Oh oui... Il m'a fait mal, si mal ! Il venait souvent à la maison, je riais avec lui. Je me pendais à son cou (j'étais une enfant très affectueuse), il me chatouillait. Ce jour-là, il m'a demandé de lui montrer ma chambre. J'y étais rarement seule, mais mes sœurs étaient au « petit salon ». J'étais seule avec lui. Je suis seule avec lui. Comme tous les matins, depuis ce jour-là, j'ai 7 ans et demi, et je suis seule avec lui.
Il vient vers moi et me prend dans ses bras. Comme par jeu, par habitude, je ne sais pas... Je le serre contre moi. Il me dépose sur le lit. Il enlève ma robe fleurie, je n'ai pas honte, quand je me douche, tout le monde me voit nue, aussi !
Ce sont ses yeux, mais surtout son sourire, qui me font peur. Je connais les sentiments des gens grâce à leur sourire. Et celui-là, je ne l'avais jamais vu... Ce ne serait que la première fois. Il enlève son pantalon, me dit que l'on va jouer à mon jeu préféré, on va jouer au « docteur ». Je me réfugie sous la couette et lui dis, l'air malade : « J'ai mal au ventre, docteur. »
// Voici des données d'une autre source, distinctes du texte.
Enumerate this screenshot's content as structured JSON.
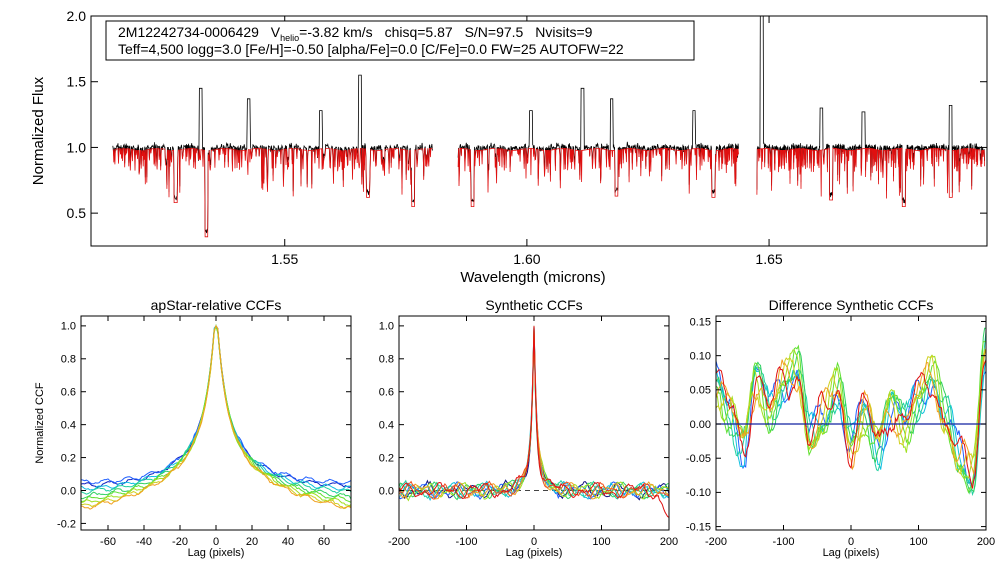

Il soulève la couette, monte sur moi, il est lourd. Je sens quelque chose contre le haut de ma cuisse, là. Il commence à me faire mal, je lui dis. « C'est une nouvelle manière de soigner. » Ses lèvres se posent sur les miennes, mais ça fait si mal ! J'ai envie de crier, mais sa langue s'enfonce dans ma gorge, je n'y arrive pas. Je tente de remonter vers le haut du lit, mais il me retient. J'ai mal, trop mal, là. Il m'écarte, il me déchire, il m'éventre ! Il est au fond de mon ventre, j'ai envie de vomir, de crier, de pleurer. Il bouge ! Comment aurais-je pu imaginer que ça puisse faire encore plus mal ? Il bouge, et chacun de ses mouvements m'écartelle, de plus en plus. Les larmes jaillissent, je pleure en silence, les larmes coulent sur mes joues, et sa langue est toujours là, son visage est collé contre le mien. Je ne veux plus le sentir, je ne veux plus souffrir. Il s'arrête quelques minutes plus tard, en même temps que mes larmes. Il me rhabille, essuie les larmes sur mes joues. Je ne dois pas en parler, c'est notre secret, à tous les deux. À lui et à moi, sa princesse, sa petite princesse.
Qu'ai-je fait ensuite ? Je ne sais plus. J'ai de nouveau 16 ans, je suis toujours là. Une personne s'est penchée sur moi. Que dit-elle ? Que fait-elle ? Elle a l'air affolée, je ne sais pas...
La suite de mon témoignage
Je ne veux même pas le savoir. Je suis ouverte, le sang s'écoule de mon sexe. Je touche, mes chairs sont à vif, encore chaudes, un peu blanchâtres... Je ne veux pas savoir ! Je ne veux pas... Je veux tenter d'oublier, ne pas être là, ne plus le voir ! Me dire que ce n'est qu'un cauchemar. Mais là, je vis autre chose, une autre douleur. Plus proche...
Je repense à trop de choses, les larmes me brouillent les yeux, alors que je me relis. Je sais que d'autres seront encore plus effondrées que moi, voyant aussi leur histoire dans la mienne. Merci d'être arrivé(e) jusqu'au bout, et la suite viendra, un peu moins sordide, mais aussi pénible à vivre, quand on a 13 ans, et rien qui nous raccroche à la vie.
Au fait, cette histoire s'est déroulée au Cameroun, et j'ai revu cet homme cet été. Il m'a souri et m'a appelée « ma petite fille adorée ». Je lui ai souri, moi aussi.